DPO Enhanced Learning

utilization dpo.jsonl Data, run:
```
python train_dpo.py
```
The output weights are saved as rlhf_*.pthThe

Visualization training

Add Parameters --use_wandb, e.g.:
```
python train_pretrain.py --use_wandb
```
Check out the training curves on the official wandb website.

Reasoning with Models

command-line reasoning

Download model weights (e.g.
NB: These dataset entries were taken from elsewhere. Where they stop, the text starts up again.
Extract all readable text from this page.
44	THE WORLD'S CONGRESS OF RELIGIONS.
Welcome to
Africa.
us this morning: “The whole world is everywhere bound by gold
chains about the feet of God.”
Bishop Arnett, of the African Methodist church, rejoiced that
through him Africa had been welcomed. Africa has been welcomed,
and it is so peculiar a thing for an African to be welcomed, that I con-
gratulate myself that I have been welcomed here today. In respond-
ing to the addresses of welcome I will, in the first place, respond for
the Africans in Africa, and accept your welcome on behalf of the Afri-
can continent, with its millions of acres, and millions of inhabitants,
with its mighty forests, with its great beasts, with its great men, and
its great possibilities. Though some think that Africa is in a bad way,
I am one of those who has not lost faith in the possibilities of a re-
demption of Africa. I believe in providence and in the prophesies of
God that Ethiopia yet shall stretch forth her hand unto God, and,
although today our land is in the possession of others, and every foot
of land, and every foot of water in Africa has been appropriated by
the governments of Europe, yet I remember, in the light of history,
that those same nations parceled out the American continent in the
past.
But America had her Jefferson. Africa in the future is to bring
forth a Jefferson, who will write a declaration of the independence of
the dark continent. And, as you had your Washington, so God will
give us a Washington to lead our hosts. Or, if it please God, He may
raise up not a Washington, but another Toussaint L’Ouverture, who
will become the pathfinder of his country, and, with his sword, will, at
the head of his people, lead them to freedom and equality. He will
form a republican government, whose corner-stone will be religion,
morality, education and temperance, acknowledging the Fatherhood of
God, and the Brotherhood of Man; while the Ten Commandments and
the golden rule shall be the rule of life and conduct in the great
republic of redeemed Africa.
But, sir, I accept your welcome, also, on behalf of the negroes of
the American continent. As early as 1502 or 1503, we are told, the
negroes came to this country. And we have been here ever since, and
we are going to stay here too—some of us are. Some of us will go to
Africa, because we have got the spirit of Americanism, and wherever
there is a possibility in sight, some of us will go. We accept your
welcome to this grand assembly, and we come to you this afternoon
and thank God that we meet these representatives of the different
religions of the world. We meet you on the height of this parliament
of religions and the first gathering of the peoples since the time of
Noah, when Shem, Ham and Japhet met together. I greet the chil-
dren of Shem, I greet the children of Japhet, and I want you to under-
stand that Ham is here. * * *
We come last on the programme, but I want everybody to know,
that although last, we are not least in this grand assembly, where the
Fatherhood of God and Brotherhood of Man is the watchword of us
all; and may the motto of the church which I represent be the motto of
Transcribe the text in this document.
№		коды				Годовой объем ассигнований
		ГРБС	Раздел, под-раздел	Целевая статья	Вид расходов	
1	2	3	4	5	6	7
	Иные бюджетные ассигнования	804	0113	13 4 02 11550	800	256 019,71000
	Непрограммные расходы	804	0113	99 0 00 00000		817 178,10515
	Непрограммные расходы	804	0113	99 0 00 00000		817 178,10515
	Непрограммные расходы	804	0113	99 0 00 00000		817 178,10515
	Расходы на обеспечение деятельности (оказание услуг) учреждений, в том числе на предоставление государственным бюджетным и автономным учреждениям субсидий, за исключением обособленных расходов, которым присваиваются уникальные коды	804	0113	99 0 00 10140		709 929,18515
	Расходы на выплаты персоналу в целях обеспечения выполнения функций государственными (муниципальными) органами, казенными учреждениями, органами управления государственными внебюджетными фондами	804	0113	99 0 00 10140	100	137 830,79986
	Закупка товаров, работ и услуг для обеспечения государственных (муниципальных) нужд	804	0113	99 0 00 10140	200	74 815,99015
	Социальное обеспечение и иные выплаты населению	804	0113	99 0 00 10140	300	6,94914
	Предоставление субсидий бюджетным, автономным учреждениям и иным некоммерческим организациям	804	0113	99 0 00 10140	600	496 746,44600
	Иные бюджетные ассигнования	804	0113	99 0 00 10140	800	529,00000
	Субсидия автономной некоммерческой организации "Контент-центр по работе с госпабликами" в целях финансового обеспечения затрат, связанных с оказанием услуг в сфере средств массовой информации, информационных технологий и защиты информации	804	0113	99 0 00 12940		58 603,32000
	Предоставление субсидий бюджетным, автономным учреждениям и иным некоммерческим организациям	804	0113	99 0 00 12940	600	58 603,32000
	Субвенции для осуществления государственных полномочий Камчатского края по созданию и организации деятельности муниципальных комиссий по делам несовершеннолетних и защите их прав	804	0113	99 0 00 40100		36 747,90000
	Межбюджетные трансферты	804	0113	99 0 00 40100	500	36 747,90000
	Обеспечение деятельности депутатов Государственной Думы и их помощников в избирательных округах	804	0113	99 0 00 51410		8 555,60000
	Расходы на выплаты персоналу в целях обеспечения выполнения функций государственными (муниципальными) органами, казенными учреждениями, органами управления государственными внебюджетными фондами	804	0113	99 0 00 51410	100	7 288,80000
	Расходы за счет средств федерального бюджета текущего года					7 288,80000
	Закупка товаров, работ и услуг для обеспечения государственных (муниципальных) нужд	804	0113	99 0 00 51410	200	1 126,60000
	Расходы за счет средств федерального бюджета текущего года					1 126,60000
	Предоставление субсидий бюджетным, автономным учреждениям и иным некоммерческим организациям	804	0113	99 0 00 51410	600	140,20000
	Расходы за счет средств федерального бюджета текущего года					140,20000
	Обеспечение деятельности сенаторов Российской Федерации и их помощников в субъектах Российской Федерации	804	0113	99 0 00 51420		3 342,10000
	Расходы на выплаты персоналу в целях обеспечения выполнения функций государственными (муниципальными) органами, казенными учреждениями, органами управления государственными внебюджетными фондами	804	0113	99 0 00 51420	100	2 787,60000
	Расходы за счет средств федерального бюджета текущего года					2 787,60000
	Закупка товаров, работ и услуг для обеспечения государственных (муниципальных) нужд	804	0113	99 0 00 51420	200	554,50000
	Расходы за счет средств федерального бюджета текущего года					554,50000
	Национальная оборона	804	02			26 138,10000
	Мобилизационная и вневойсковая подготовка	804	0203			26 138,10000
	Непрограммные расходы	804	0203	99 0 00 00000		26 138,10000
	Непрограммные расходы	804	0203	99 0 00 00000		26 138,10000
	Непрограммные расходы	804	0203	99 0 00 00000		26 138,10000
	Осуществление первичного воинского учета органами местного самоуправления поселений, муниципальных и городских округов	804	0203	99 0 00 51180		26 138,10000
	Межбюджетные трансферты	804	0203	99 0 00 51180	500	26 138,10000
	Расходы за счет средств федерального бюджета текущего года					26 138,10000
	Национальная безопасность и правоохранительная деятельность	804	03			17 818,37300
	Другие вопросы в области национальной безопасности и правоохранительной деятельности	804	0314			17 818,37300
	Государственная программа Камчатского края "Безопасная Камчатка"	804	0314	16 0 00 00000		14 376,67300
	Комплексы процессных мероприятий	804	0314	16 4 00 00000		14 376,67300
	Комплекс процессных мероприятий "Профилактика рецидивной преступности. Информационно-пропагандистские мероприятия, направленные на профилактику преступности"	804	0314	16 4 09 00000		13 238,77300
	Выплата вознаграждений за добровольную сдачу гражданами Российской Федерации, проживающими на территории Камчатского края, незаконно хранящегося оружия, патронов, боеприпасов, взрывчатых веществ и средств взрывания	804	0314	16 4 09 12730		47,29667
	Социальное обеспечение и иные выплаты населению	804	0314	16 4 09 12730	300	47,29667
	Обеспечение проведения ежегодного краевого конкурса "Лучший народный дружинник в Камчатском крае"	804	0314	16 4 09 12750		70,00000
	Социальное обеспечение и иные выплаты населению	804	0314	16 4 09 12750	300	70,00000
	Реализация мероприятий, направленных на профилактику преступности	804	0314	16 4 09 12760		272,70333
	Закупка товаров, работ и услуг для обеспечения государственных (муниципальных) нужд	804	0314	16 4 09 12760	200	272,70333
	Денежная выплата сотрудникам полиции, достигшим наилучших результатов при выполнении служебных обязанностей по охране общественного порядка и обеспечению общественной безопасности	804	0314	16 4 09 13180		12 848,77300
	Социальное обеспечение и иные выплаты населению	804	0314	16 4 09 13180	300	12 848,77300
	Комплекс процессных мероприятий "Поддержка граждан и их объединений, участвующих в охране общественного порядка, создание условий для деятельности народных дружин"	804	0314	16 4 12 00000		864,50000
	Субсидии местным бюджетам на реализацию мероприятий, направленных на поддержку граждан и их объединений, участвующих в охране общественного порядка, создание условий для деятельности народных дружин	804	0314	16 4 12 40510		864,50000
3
MiniMind2):

git clone https://huggingface.co/jingyaogong/MiniMind2

Running Reasoning:

python eval_model.py --load 1 --model_mode 2

Parameter Description:--load 1 In transformers format, the--model_mode 2 With MiniMind2.

webchat

Install Streamlit:
```
pip install streamlit
```
Startup Interface:
```
cd scripts
streamlit run web_demo.py
```
Accessed in a browser localhost:8501You can have a conversation.

API Services

Start the server:
```
python serve_openai_api.py
```

Test the interface:

curl http://localhost:8000/v1/chat/completions -H "Content-Type: application/json" -d '{"model": "MiniMind2", "messages": [{"role": "user", "content": "你好"}], "max_tokens": 512}'

Featured Function Operation

Visual multimodality (MiniMind-V)
Download the MiniMind-V model:

git clone https://huggingface.co/jingyaogong/MiniMind2-V

Download the CLIP visualization model to ./model/vision_model::

git clone https://huggingface.co/openai/clip-vit-base-patch16

Running:

python eval_vlm.py --load 1

Enter text and images and the model generates a description.
Customized training
Organize the data as .jsonl format into the ./datasetThe
modifications ./model/LMConfig.py parameters (e.g. d_model maybe n_layers).
Train by following the steps above.

caveat

When there is not enough video memory, adjust the batch_size or increase accumulation_stepsThe
When the data set is large, process it in batches to avoid memory overflow.
Ultra-long contexts support adjusting RoPE parameters up to 2048.

application scenario

AI Learning
MiniMind provides a full set of code and data for beginners to study the large model training process.
Domain customization
Train models with private data, such as medical Q&A or customer service conversations.
Low-cost deployment
The 26M parametric model is suitable for embedded devices such as smart homes.
Teaching Demonstration
Teachers can use it to demonstrate AI training processes and students can practice.

QA

How much hardware does MiniMind need?
A single NVIDIA 3090 graphics card is sufficient for training, and the CPU can run it but slowly.
Is 2 hours of training reliable?
Yes, based on the 3090 single card test, the 26M parametric model only takes about 2 hours to train from scratch.
Is it commercially available?
Yes, the project is licensed under the Apache 2.0 license, which allows free use and modification.
How to extend the context length?
Adjust RoPE parameters or fine-tune with longer data to support up to 2048.